Birleşmiş Milletler Çocuk Haklarına Dair Sözleşmesi, Madde 31:

  1. Taraf Devletler çocuğun dinlenme, boş zaman değerlendirme, oynama ve yaşına uygun eğlence (etkinliklerinde) bulunma ve kültürel ve sanatsal yaşama serbestçe katılma hakkını tanırlar.
  2. Taraf Devletler, çocuğun kültürel ve sanatsal yaşama tam olarak katılma hakkını saygı duyarak tanırlar ve özendirirler ve çocuklar için, boş zamanı değerlendirmeye, dinlenmeye, sanata ve kültüre ilişkin (etkinlikler) konusunda uygun ve eşit fırsatların sağlanmasını teşvik ederler.

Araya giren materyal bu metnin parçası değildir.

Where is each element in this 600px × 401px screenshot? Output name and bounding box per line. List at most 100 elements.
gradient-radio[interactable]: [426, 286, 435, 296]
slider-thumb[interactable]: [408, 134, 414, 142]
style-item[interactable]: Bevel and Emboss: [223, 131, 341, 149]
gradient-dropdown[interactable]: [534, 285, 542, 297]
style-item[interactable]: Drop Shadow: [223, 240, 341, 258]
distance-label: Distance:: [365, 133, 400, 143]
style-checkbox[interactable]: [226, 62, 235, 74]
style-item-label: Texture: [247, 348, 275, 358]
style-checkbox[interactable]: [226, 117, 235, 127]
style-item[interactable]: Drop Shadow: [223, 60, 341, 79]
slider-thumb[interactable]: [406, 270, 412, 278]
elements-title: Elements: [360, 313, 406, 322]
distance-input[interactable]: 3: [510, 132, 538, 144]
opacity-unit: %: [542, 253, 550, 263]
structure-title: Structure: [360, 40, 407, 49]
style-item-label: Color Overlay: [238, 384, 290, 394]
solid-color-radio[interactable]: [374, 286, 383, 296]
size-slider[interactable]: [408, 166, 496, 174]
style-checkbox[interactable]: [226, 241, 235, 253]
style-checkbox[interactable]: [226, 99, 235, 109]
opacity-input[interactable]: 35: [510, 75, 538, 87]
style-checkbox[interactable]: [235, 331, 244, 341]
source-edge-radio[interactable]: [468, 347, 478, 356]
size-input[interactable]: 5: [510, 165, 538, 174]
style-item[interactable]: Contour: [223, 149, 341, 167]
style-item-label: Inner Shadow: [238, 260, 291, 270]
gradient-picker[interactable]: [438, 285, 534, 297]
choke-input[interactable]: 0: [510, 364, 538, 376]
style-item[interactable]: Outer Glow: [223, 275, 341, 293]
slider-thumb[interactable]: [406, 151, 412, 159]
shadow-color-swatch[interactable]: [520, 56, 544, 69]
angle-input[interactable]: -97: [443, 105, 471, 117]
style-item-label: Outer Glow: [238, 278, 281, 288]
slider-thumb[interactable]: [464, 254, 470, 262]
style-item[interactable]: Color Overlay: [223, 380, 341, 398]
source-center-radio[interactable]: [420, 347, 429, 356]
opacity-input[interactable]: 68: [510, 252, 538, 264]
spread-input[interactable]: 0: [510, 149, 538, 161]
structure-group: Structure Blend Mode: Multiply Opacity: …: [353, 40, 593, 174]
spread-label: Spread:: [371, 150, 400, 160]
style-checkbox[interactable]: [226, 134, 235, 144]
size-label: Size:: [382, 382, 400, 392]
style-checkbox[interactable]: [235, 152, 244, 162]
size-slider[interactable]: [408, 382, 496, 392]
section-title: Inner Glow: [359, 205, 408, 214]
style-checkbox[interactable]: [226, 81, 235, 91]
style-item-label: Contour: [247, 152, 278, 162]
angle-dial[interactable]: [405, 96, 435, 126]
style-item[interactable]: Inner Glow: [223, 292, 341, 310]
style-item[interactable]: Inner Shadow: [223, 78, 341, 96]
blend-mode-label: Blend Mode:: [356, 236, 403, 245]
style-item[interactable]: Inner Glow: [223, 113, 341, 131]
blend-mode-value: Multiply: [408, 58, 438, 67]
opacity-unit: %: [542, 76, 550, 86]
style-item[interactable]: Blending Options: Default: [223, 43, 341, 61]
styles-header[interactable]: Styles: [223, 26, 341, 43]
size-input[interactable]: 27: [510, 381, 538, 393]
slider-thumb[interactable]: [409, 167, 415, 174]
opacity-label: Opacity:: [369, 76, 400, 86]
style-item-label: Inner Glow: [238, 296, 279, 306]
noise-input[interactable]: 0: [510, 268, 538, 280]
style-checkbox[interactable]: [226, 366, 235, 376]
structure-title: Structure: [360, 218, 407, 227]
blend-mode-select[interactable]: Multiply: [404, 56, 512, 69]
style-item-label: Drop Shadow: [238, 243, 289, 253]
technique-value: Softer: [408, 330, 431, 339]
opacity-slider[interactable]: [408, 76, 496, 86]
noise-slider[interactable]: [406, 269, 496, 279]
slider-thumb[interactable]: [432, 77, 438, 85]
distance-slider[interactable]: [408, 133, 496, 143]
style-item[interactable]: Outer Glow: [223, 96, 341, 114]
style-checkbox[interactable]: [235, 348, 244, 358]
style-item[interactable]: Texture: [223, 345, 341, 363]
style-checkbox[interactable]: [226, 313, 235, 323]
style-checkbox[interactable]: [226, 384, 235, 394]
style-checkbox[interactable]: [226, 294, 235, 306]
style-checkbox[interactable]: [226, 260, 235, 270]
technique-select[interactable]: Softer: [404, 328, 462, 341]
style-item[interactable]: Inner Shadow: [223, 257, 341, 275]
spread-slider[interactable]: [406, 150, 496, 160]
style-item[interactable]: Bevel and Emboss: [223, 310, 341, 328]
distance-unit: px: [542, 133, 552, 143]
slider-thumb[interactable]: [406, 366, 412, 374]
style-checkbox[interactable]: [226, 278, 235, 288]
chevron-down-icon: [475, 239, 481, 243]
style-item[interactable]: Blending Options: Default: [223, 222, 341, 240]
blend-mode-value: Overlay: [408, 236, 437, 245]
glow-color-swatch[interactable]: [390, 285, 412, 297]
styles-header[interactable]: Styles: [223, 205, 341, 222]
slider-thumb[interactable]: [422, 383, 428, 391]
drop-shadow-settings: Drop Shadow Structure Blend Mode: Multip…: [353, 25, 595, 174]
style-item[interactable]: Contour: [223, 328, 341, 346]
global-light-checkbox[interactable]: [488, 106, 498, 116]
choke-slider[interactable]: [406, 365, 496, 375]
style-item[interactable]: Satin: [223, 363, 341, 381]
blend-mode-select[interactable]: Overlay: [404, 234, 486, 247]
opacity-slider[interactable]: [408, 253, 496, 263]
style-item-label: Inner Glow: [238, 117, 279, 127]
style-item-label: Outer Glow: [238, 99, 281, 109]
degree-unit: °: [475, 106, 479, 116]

         Oyunu çocuk gelişimi açısından ele alırsak sadece eğlence olarak değerlendirilemeyecek kadar da önemlidir. Çocuğun sağlıklı bir şekilde gelişebilmesi için yemesi, içmesi, uykusu kadar çocuğun serbest oyuna ihtiyacı vardır. Çocuğun gelişiminin temel yapı taşı oyundur ve oyun fiziksel, psikomotor, duygusal, sosyal, bilişsel ve dil gelişimi açısından çocuğu geliştirir. Örneğin sek sek oyununu düşünelim; çocuk taşı belli bir açıyla çizginin içine atmalı, daha sonra zıplamalı ve çizgiye basmamak için dikkatini toplamalı ve dikkatlice oynamalıdır. Sek sek oyunun içinde belki de en zorlarından biri olan havada ters dönme becerisi var ve çocuk tüm bunları yaparken tüm bedenini-zihnini aktif olarak kullanarak fiziksel ve psikomotor becerilerinin gelişimine katkı sağlıyor. Saklambaç oyununa baktığımızda ise sıra alma becerisi, bekleme becerisi, sorumluluk alma, grup halinde oynama becerisi gibi becerileri otomatik olarak öğrenirken oyun böylece sosyal gelişimi destekliyor. Çocuk oyun içinde kaybediyor, kazanıyor, seviniyor, üzülüyor, heyecanlanıyor, merak ediyor ve tüm bunlar çocuğun duygusal gelişimini destekliyor. Görüldüğü üzere oyun çocuğun en doğal öğrenme ortamıdır.

         Çocuklar oyun oynayarak dış dünyayı tanırlar ve oyun çocuğa farklı rollere girme fırsatı verir. Çocuklar oyunlarında öğretmen olur, dedektif olur, anne-baba olur, bebek olur; –mış gibi yaparlar. Örneğin polis olup hırsız yakalarlar, elindeki kalemi telefonmuş gibi kullanabilirler tüm bunlar (–mış gibi durumlar) çocukların hayal ve düşünme gücünü geliştirir, empati becerisi kazandırır. Çocuklar bazen günlük hayatta zorlandıkları konuyu oyunlarına yansıtır örneğin kardeşini kıskandığı bir durumu, annesini özlediği durumu oyununa yansıtır ve bu sayede bu yoğun duygularıyla baş edebilir, rahatlar.

         Oyun ile ilgili diğer nokta artık oyunların yapılandırılmaya çalışılması yani eğitsel bir faaliyete dönüştürülmesidir. Zaten tüm günü planlanmış olan çocuğun artık oyunu da planlıdır. Unutulmamalıdır ki oyunu performansa dayalı bir duruma dönüştürürsek burada gelişim olmaz çünkü çocuğun keşfetmesi yeni şeyleri deneyimlemesi engellenmiş olur. Çocuk serbest oyun oynamalıdır zaten serbest oyun tüm gelişim basamaklarını içerir.

         Görüldüğü üzere oyun çocuk için gelişiminin bir parçasıdır ve doğal öğrenme aracıdır. Çocuk oyunda hayata, insana dair bilgiler öğrenir ve oyun çocuğun dilidir. Bu dili çocuklarınızla oyun oynayarak öğrenebilirsiniz. Anne-baba olarak çocuğunuzla birlikte oyun oynayarak ve onun oyunlarını izleyerek ilişkinizi güçlendirebilirsiniz. 

 

Kaynak:

https://sozluk.gov.tr/

Turgut, H., & Yılmaz, S. (2010). Ekolojik temelli çocuk oyun alanlarının oluşturulması.

Aksoy, A. B., & Dere Çiftçi, H. (2014). Erken çocukluk döneminde oyun. Ankara: Pagem.[In Turkish].

Bekmezcİ, H., & Özkan, H. (2015). Oyun ve oyuncağın çocuk sağlığına etkisi. İzmir Dr. Behçet Uz Çocuk Hastalıkları Dergisi5(2), 81-87.

BAĞLI, M. T. (2004). Oyun, Bilişsel gelişim ve toplumsal dünya: Piaget, Vygotsky ve sonrası.